I'm getting distracted, the point is the older men don't take advantage of the respect they're accorded, they give it back to us by letting us play and helping us become better players, they joke around with us and laugh with us, and it's really nice to know that I'm 22 years old and I have the respect of a 63 year old. I've found that the general idea is that you give respect to them and they will return it to you which I think is what makes this team work. I have to respect the fact that the older men can't run as fast on the field and tailor my passes for them, they in turn will cater to my style of play as it can fit into the system of passing and control of the ball. I enjoy running on the field and at first I had to quell my nearly uncontrollable urge to sprint for ever because if I'm doing that the rest of the team can't keep up with me. I'm the fastest person on the team and while that is good I have to remember that the other players need the build up of passes to move as a unit up the field otherwise I'm stranded in the final third with the ball and six defenders around me. This has really helped me be more aware of the players on my team, my position on the field and I think has made me a better player. By respecting the talents and limitations of my teammates I'm becoming a more involved distributor and a more prolific scorer as well. Today I scored 2 goals, had five assists, that's obscene but shelving my preconceptions of the game and adopting a more well rounded approach is obviously paying off.
That's soccer for the most part, any new developments? Ben's girlfriend Kelsey just got into town tonight and Ellie will be here next weekend so we're pretty excited to have the company.

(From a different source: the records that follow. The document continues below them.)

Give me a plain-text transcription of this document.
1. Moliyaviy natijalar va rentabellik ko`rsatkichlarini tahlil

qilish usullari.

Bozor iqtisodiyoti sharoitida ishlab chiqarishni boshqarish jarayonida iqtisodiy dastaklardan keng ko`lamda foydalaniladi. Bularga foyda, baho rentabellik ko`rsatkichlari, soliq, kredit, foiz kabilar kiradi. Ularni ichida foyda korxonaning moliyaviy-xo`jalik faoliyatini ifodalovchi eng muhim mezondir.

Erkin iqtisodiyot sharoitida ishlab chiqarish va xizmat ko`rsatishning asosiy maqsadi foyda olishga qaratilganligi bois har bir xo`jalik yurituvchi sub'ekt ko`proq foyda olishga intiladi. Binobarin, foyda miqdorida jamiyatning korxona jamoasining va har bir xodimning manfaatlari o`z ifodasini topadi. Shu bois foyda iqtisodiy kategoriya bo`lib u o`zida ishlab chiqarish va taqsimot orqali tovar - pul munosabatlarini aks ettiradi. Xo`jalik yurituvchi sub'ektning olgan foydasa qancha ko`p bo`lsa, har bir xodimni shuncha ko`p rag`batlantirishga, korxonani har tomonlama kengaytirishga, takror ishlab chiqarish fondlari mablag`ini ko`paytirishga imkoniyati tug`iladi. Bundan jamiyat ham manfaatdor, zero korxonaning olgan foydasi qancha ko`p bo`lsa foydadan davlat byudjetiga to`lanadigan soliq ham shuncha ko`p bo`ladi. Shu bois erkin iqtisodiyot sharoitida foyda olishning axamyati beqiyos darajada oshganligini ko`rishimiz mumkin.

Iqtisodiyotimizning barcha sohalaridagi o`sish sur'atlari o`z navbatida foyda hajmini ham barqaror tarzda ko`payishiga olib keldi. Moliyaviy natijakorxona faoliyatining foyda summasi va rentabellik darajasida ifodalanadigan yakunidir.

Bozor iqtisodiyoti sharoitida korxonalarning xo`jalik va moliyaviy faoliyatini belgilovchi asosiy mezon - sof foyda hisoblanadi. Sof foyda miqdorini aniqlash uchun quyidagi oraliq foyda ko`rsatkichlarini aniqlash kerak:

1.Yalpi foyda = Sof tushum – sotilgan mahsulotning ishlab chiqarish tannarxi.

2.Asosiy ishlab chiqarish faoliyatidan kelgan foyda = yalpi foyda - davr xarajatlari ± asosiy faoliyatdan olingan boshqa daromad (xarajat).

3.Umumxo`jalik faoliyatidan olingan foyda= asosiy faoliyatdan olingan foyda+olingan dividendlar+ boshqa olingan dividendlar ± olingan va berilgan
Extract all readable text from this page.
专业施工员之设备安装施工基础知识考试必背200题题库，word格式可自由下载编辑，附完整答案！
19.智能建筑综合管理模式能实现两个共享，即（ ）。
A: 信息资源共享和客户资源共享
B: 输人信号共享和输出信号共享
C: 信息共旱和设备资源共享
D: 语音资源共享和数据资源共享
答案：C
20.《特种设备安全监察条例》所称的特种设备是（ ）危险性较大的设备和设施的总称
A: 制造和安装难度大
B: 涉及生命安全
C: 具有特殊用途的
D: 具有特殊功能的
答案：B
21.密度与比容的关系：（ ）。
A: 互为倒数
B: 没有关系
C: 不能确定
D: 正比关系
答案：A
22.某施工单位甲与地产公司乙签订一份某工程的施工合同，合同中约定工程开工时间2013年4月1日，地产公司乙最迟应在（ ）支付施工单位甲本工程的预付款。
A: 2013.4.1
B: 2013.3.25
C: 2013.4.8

We've had a few birthday's (Holly, Natalie) go by without to much drama, some but not to much, and have found a really good Italian restaurant right near our work. I'm starting to think more and more about next year but have nothing concrete in mind yet, we'll see when July rolls around what I have figured out.
That's all for today folks. It may be a while 'til my next entry, probably after Ellie leaves, but I'll be sure to stick to this afterwards. Hope your enjoying it!